Micky felt trapped. The people he did come into contact with—hotel porters, waiters, cleaners, etc.—treated him like an idiot child, a favorite toy or a dumb animal. The men resented, it seemed to me, his success and while not being hostile were cool as only an Englishman can be. The women wanted to mother him. And swamped him with requests for autographs: “It’s not for me you understand, ducks, it’s for me gal. She finks you’re smashing.” Micky’s smile never slipped as he signed the book and received the cuddle of thanks.
If it had been me, I would have exploded in frustrated fury within moments. Micky bore it all very calmly and all that was ruffled was his hair.
Occasionally he was able to break the chains that bound and chat with new faces or look up friends made on the previous visit. We spoke for some time. Made a few plans which fell through, unfortunately, because of his killing pace of commitments.
“I’m gonna come back here as Micky Dolenz, person, not Micky Monkee and then we’ll see England. I want to get down to Brighton (where I have an apartment), and I’d like to see Stratford-on-Avon again but properly. I’ll get a car and we’ll cruise around looking at everything. I wish Sammy and I could get away for a time, get to know each other.”
The fact that Samantha is so well known in England didn’t help matters at all. Micky and Sammy could go nowhere without comment. Their slightest movement became an event of national importance.
But Micky managed to break out once. He sneaked out of the hotel and across the road to a park and had a mini-freak-out with some young kids. Running, jumping, never standing still, they danced, sang and played together. Micky clowned, got them to do mad things and it all seemed to pass unnoticed. As Micky said: “To make youngsters laugh is the toughest job in the world. It’s also the most rewarding.”

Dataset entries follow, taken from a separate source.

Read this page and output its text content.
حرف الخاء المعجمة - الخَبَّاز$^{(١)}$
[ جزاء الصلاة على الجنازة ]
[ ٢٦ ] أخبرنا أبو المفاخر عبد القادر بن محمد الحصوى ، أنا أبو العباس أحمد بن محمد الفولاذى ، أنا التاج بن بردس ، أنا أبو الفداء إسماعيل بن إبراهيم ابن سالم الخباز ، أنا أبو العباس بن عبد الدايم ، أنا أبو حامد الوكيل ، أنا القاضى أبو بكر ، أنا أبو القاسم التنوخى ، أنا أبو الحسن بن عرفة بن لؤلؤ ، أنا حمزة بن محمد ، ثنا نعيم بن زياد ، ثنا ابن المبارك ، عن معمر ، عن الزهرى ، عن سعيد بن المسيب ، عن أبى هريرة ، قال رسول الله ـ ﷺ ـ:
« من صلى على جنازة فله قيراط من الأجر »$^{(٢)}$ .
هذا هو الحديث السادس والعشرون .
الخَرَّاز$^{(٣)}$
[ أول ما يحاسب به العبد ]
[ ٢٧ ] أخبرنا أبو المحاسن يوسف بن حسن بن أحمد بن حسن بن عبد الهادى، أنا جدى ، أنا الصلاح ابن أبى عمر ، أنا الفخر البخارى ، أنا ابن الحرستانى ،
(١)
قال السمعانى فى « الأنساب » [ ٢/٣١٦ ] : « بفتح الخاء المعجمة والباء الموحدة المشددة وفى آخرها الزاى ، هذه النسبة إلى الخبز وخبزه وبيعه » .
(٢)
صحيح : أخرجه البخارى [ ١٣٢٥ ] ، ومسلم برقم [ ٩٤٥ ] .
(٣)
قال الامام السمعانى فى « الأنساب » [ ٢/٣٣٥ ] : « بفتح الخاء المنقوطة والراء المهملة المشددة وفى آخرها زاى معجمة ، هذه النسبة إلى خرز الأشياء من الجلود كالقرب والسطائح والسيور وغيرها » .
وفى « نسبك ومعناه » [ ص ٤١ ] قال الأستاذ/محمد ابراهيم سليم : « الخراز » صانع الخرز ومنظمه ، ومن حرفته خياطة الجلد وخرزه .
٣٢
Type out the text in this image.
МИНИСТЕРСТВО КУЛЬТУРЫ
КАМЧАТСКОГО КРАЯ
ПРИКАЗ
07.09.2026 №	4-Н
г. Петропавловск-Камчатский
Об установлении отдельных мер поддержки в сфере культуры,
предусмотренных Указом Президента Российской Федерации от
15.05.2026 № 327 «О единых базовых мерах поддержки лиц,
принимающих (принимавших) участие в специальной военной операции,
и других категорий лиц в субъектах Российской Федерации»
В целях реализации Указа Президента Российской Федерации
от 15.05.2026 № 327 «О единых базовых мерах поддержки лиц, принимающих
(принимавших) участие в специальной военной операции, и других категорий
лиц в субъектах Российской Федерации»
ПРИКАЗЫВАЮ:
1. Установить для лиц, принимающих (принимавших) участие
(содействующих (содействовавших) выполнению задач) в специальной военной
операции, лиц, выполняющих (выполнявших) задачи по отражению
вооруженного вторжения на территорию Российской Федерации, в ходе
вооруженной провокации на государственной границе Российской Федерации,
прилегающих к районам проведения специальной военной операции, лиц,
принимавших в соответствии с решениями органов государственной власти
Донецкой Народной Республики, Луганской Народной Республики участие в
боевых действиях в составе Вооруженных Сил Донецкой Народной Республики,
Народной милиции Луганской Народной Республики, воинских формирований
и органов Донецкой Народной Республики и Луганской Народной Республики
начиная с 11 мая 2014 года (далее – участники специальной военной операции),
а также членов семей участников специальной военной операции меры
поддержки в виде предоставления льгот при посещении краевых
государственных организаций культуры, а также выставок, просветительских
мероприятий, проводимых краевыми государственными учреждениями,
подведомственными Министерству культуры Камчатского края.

Typical Dolenz—extrovert, happy, kind, considerate. Occasionally moody, but who wouldn’t be; his built-in love of life and people keep him on the rails when most people would have careered way off the tracks.
All I can say is that I’m looking forward to Micky coming back to England for that real visit when we can do the whole thing properly. I must persuade him that not all the English treat their favorite stars like their favorite dogs!